Todo o ato foi acompanhado por 300 policiais militares, 13 motocicletas da Ronda Ostensiva com Apoio de Motocicletas (Rocam) e outras do Batalhão de Policiamento de Trânsito (BPtran). O Batalhão de Choque não apareceu. Eles saíram da rua do Hospício, seguiram pela Conde da Boa Vista, chegando na avenida Agamenon Magalhães e retornando para a Conde da Boa Vista. Durante esse percurso, eles ficaram parados em vários cruzamentos.
Na Conde da Boa Vista, fecharam toda a avenida, quando chegaram no cruzamento com a rua da Soledade, onde aconteceu um dos confrontos da última segunda-feira (23), eles pararam e mostravam os cartazes aos que passavam e também para os policiais, além de entregar flores. Já na Agamenon, pararam o trânsito por mais de 20 minutos, o que chegou a deixar alguns motoristas nervosos.

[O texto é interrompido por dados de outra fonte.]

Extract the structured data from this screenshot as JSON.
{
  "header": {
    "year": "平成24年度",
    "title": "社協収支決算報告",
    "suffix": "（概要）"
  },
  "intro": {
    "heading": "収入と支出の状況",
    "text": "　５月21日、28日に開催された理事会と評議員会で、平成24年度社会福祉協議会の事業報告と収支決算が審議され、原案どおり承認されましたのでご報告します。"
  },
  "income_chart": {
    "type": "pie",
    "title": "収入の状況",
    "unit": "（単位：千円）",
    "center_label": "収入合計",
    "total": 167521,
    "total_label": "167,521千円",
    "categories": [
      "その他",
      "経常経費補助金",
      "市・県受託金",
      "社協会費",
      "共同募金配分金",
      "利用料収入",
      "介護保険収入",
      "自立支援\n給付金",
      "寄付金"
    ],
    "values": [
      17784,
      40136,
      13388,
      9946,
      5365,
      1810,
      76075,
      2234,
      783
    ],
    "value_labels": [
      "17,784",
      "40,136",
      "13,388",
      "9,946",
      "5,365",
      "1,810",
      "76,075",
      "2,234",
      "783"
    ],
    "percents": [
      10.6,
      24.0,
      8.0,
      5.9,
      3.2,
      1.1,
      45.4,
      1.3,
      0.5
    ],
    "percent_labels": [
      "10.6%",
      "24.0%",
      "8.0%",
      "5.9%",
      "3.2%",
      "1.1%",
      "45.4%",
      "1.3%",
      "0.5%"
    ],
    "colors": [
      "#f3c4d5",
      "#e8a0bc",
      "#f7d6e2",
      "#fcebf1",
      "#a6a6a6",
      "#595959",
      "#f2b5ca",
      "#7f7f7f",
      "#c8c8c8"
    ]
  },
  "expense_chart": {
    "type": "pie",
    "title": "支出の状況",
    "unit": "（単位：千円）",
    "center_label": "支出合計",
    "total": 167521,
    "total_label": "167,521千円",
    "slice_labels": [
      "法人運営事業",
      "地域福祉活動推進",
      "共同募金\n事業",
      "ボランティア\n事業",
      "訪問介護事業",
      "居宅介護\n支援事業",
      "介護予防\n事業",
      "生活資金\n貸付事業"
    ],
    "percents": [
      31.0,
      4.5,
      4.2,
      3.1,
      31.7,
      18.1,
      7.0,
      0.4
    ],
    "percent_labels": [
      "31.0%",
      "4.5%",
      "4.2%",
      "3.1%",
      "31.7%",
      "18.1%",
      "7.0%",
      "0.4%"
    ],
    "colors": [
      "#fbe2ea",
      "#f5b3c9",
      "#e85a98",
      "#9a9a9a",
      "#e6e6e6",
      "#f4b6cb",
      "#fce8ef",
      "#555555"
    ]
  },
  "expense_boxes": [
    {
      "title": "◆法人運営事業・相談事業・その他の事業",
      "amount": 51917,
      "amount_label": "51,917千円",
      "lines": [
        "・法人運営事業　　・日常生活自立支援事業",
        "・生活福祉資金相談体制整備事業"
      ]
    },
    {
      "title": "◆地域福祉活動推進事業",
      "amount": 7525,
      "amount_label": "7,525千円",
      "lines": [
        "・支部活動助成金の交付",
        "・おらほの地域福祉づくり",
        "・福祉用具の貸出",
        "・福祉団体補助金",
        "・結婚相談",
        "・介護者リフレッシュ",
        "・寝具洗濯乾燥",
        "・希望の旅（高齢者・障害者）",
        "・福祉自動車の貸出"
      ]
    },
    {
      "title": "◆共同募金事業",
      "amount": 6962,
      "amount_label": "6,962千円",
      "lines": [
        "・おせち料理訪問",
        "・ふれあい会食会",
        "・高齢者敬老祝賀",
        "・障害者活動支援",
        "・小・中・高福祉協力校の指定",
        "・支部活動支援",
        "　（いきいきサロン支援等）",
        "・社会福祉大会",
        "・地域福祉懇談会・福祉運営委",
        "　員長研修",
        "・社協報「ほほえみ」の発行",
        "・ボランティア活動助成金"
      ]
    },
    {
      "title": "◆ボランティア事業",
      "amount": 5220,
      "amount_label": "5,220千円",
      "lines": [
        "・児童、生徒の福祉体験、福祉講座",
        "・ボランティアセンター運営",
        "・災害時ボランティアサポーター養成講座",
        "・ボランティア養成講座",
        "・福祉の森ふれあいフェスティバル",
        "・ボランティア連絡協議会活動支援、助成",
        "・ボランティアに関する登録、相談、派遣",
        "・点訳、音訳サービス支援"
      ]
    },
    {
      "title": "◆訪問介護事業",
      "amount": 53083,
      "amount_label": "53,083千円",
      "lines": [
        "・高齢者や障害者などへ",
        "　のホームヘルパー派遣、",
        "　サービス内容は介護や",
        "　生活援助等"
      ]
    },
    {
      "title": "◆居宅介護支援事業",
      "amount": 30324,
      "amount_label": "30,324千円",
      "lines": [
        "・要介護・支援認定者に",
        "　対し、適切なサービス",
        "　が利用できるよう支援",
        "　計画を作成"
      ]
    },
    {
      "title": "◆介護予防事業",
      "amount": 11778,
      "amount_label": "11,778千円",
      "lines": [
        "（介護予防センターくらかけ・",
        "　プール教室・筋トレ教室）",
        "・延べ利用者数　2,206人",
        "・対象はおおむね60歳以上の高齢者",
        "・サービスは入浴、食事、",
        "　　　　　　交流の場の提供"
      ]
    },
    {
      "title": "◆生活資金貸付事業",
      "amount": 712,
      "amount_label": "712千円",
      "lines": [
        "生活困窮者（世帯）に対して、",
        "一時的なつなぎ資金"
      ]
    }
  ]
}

O retorno para a Conde da Boa Vista era no sentido de chegar até o Palácio do Campo das Princesas. Para isso, seguiram pela ponte Duarte Coelho, avenida Guararapes e Dantas Barreto. Na frente do Palácio, grades impediam uma maior aproximação deles. Policiais cercavam o prédio, mas não impediram os gritos de protesto dos jovens. Com a derrubada de uma das grades, uma pequena confusão se armou, sendo controlada no mesmo momento. Eles permaneceram lá por quase uma hora, gritando frases de insatisfação.
Enquanto isso, outra parte se estabeleceu na ponte Princesa Isabel, impedindo o trânsito por mais de meia hora. Motoristas tinham que desviar para conseguir prosseguir a viagem. Muitos populares caminhavam entre as ruas na tentativa de conseguir chegar até a sua parada de ônibus. A cidade parou e o trânsito ficou completamente conturbado.
Quando tudo parecia normalizar, um pequeno grupo, de menos de 80 pessoas, decidiu interditar novamente o cruzamento da Ponte Duarte Coelho com a rua da Aurora. Eram 19h quando resolveram dispersar com a promessa de que na próxima sexta-feira (27) um novo protesto deve ser realizado, às 13h. Mas, ainda às 21h30, o trânsito da avenida Conde da Boa Vista seguia interditado por poucos manifestantes, e a mobilidade na cidade ficou ainda mais comprometida. Nesta quinta-feira (26), o movimento deve se reunir para decidir como será realizado esse novo ato.
População apoia protesto, mas se irrita com dificuldade de chegar em casa
Mesmo apoiando os protestos, no início da noite, a população parecia já não ter mais paciência. Desde as 18h na parada de ônibus, Juliana Melissa de Lima, de 29 anos, não tinha nenhuma previsão de chegar em casa. “Vim do Marco Zero até a rua da Aurora para tentar pegar o ônibus. São mais de 19h e nada. Em dias normais, chego em casa às 18h30”, desabafou. Segundo ela, a preocupação vem também em relação à segurança. “Os cheira-cola e trombadinhas aproveitam a situação para roubar. Enquanto eu estava aqui na parada, muitos passaram correndo por aqui”, destacou.